What's the craziest (possibly funniest) thing that happened, in your campaign, with the misuse of a spell?

It's cool. Just got off work so I can go into greater nitty gritty now.

To break down why this one item is worth war over but a race of monsters could kinda mass produce it you have to get into a small amount of broken ass DnD economics. For the most part economics doesn't exist in DnD, but it kinda applies.

The average farmer earns 6-10 gold a month in DnD3.5. Much less in earlier editions. But that's kinda where I set my minimum wage for someone working full time and being able to feed themselves. The Decanter of Endless Water costs 9000 gold to buy outright or nine weeks and 4500 gold to make it. So if 1 gold equals roughly $100US; They essentially on the off hand gave this one small village of 100 or so people a $900000 gift. A gift that means unlimited water to drink, grow crops with if they find soil, etc. Needless to say people are willing to kill for water that doesn't need to be desalinated and comes out of a 2lb container endlessly.

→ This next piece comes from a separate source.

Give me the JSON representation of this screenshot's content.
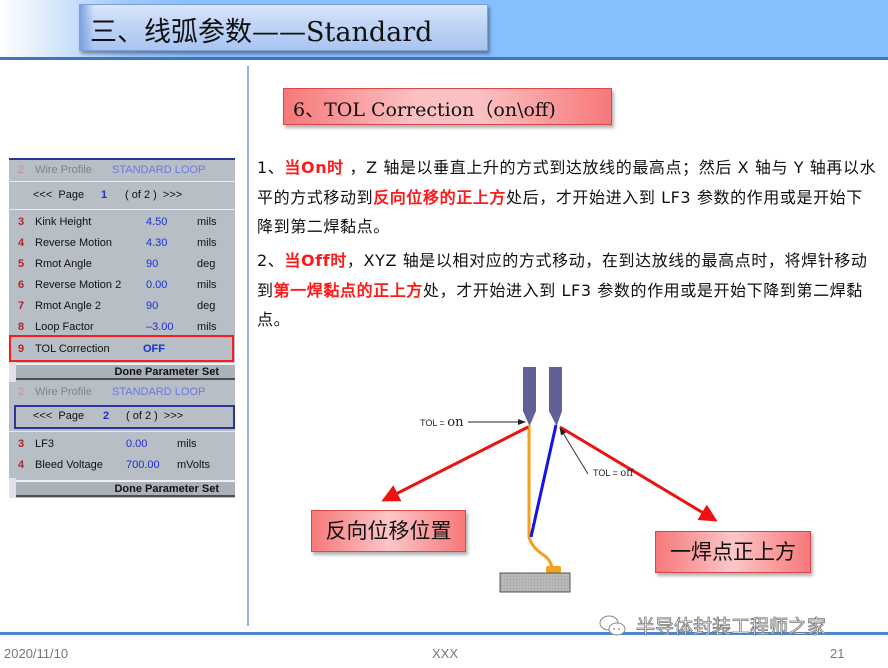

Aboleth(Yeah, I misspelled that sucker a lot above) are a sea based race of 3 ton evil psychic eels that commonly enslave most things around them, have been around since the gods were young and possess genetic memory. They can be BAMFs in the right GM hands.

Normally people see them as conquerors only limited by their lack of feet and thumbs. Also they breed hella slow. So they have an empire of wealth and the ability to steal a kings ransom if they need more. But being the smartest thing around and older than gods means usually they're addicted to complicated schemes like rituals to flood the earth or make it rain forever. it wasn't until it smacked them in the face that they realized the mortals had an easy way to flood their own world, a bet slowly. Capture a few Artificers or Wizards, enslave them, have them craft it. Or just use a thrall to buy a bunch of them from around the world.